The premise of the book: two thousand years after Jesus’ crucifixion, his best friend from childhood, a man named Levi, called “Biff,” has been brought back to life in order to tell the story of Jesus as only his closest companion would know it. He ends up in the United States in the late twentieth century, being watched over by the angel Raziel in a hotel room. While Raziel watches daytime television with nearly unparalled obsessiveness, Biff writes his Gospel.

According to Biff, the untold years of Jesus’ boyhood and young adulthood were rich with adventures and filled with insights into the person and the character of the Messiah. Through Moore’s astonishing imagination and keen sense of Jesus (here called Joshua), the reader encounters the Messiah as a young man who is searching for his way in the world, deciphering his unusual vocation, and always bearing God’s heart of love and compassion for the world.

The book opens on the first day that Biff met Joshua. They were six years old, with Joshua (“the man who would save the world”) busy bringing a lizard back to life, again and again, after his little brother “smote it mightily” with a rock. This opening scene speaks clearly about the Jesus portrayed in this story: one whose very nature it is to bring life and healing and mercy to those around him.

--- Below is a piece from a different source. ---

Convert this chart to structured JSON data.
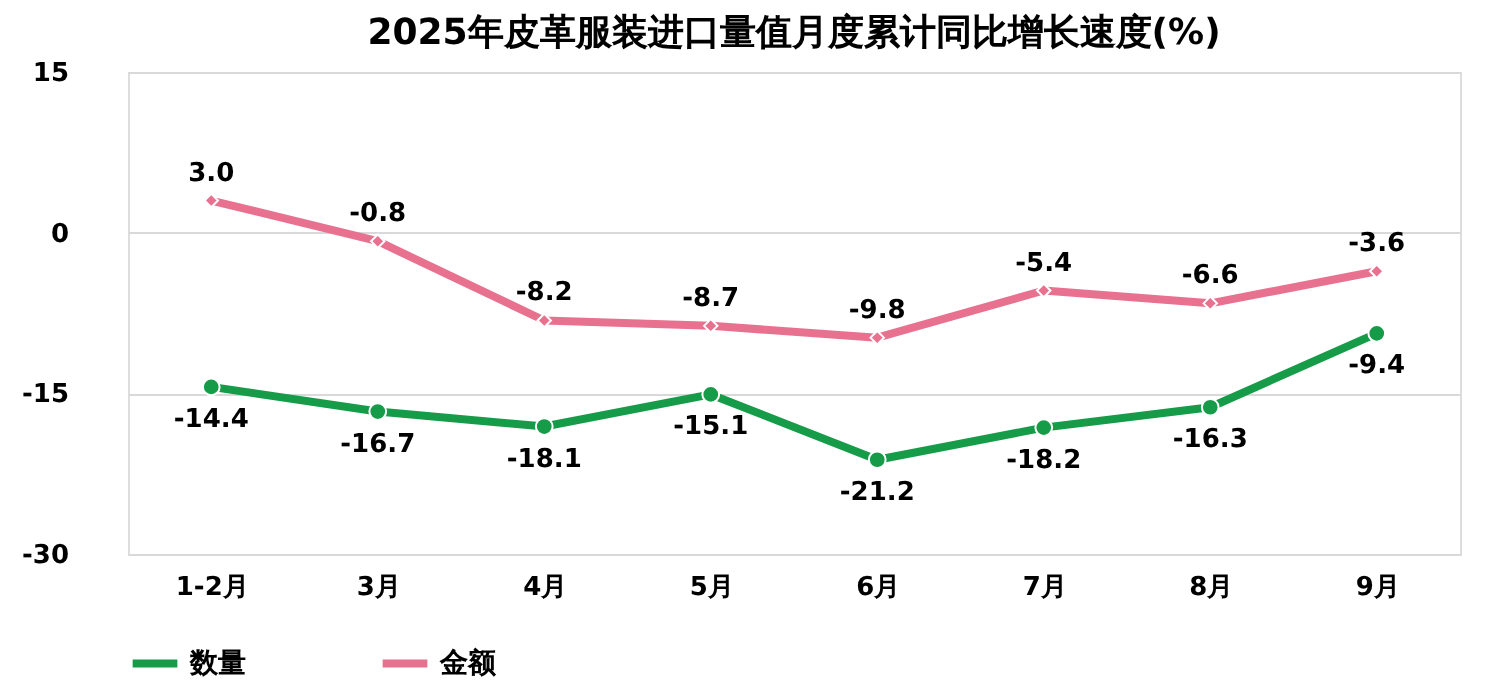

In one particularly marvelous scene, for instance, Biff and Joshua find themselves in a market in Antioch. Joshua decides to practice his healing skills on the unsuspecting crowd, and ends up running haphazardly through the throng of people, healing them as he goes, and finding extraordinary joy in the experience.

“Joshua was bumping people in the crowd as he passed, seemingly on purpose, and murmuring just loud enough so I could hear him each time he hit someone with a shoulder or an elbow. ‘Healed that guy. Healed her. Stopped her suffering. Healed him. Comforted him. Ooo, that guy was just stinky. Healed her. Whoops, missed. Healed. Healed. Comforted. Calmed.'”

When Biff admonishes Joshua to stop this behavior due to the risk of his being found out, Joshua replies with a mixture of bliss and helplessness: “But I love these people,” Josh said.

And therein lies Moore’s best insight into the heart of God, embodied in the person of the Messiah. Whenever there is a moment of doubt, Joshua errs on the side of compassion and empathy; it is simply his nature to do so. This occurs again in two very troubling passages in which horrific violence leads to rampant death. In the face of the brutality of the world, Joshua heals people, saves children from the carnage of sacrificial death, and screams out, “No more!” In his love for the world, Joshua simply cannot bear to see suffering, and ultimately decides that he must take it on himself.

A large portion of the book contains stories of the adventures which Biff and Joshua have while visiting the three wise men who, according to tradition, were the first gentiles to see the baby Jesus in Bethlehem. According to Lamb, Gaspar, Melchior, and Balthasar are all sages of their various spiritual traditions. From each of them Joshua garners skills and talents and insights which he later incorporates into his public ministry in Galilee.

The book ends with a couple of rather shocking surprises, one at the time of Jesus’ crucifixion, and another two thousand years later. So as not to spoil the conclusion, allow this to suffice: Moore’s astonishing creativity applies even to areas which are difficult and distasteful, not just to the clever or off-colored.

I cannot recommend this book to my confirmation students or to members of my parish for whom some portions of the content might present a “stumbling block” for faith. For adult readers who are not afraid to re-think Jesus as a person, however, or for those whose only religious imagination has been molded by a dull piety, I recommend this book highly. Ultimately, this is a book of faith. In the scene in which Joshua and Biff are departing from Melchior’s house, for instance, the wise man makes his bold confession: “We were seekers. You are that which is sought, Joshua. You are the source. The end is divinity, in the beginning is the word. You are the word.”